Building a simple, fast, scaleable API with sinatra, memcached, Amazon SQS, delayed_job, Exceptional and Heroku
The recent fast growth in Exceptional has meant our publish API implementation needed to be updated. Below are some notes and decisions we made about its re-architecture.
I've put together a simple skeleton API app that demonstrates the use of the various libraries used below here
Sinatra
The exceptional publish API is very simple, consisting of a single HTTP POST operation. The full rails stack is overkill for this, so we based our new API on Sinatra.
Throttling
Every scaleable API requires throttling, so that overly 'aggressive' api clients (i.e apps throwing errors in our case) do not hog the limited API resources. We used @datagraphs excellent rack_throttle rack middleware to handle request throttling for our app. rack_throttle allows you to set schemes for request limit counts on your interface, and makes it easy to set rules even for custom ways to identify clients (i.e by IP Address, API Key, path, cookie, header, etc).

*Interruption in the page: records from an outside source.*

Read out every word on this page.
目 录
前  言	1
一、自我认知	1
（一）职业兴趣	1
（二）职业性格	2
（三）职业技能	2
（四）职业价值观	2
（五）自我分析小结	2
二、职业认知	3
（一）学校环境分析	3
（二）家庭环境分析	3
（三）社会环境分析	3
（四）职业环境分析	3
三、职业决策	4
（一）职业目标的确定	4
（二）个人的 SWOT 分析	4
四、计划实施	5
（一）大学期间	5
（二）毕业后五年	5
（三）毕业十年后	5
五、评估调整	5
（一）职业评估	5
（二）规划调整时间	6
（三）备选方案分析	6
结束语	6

We hooked up rack_throttle with memcached to store the connection counts. On heroku a shared memcached instance is available to all dynos in an application, so this was a super handy (and fast) way to maintain connection counts across all dynos. We need a fair few dynos to handle the ~4k api requests per minute that the exceptional API handles.
Queueing
Exceptional uses Amazon SQS as its back end queueing infrastructure. This means that when requests are received by the API interface, they are queued for processing at a later stage on a cluster of processing servers (The status of which you can see here). This allows the processing server cluster an amount of elasticity during burst periods.
Delayed Job
The speed at which the API interface could return to the api request was of crucial importance to our API. Since Amazon SQS is a third party service with a network hop, we used delayed_job to decouple the Exceptional API interface from the publishing to Amazon SQS. Each API request is persisted immediately, and then delayed job workers pick up the API requests and enqeue them onto Amazon SQS. This gives us the fastest possible API response time, and also another level of infrastructural flexibility.
New Relic
Monitoring the runtime performance of the API is key, and New Relic RPM is simply fantastic for that. On Heroku with the New Relic Add-on enabled, configuring new relicwas as simple as
configure :production do
require 'newrelic_rpm'
end
Exceptional
Obviously Exceptional is absolutely essential for monitoring any errors that occur on our API service. The docsdescribe the few steps required to enable exceptional for your sinatra app
Heroku
Our API runs on, and the fantastic infrastructure provided by heroku.
Database
We use a MySQL cluster hosted on Amazon RDS for all our databases.
Scalability & Performance
The API is currently scaling to burst traffic of ~7k request per minute without any degradation in average response time (~30ms). We have further scaleability testing, and likely further scaleability improvements to do, but what we have will keep us through our next growth period.
Futures
We have not implemented it in our API (yet!), but David Dollars Autoscale middleware looks very interesting!
Using eventmachine or node.js are likely other avenues if our API traffic continues to scale at the current rate.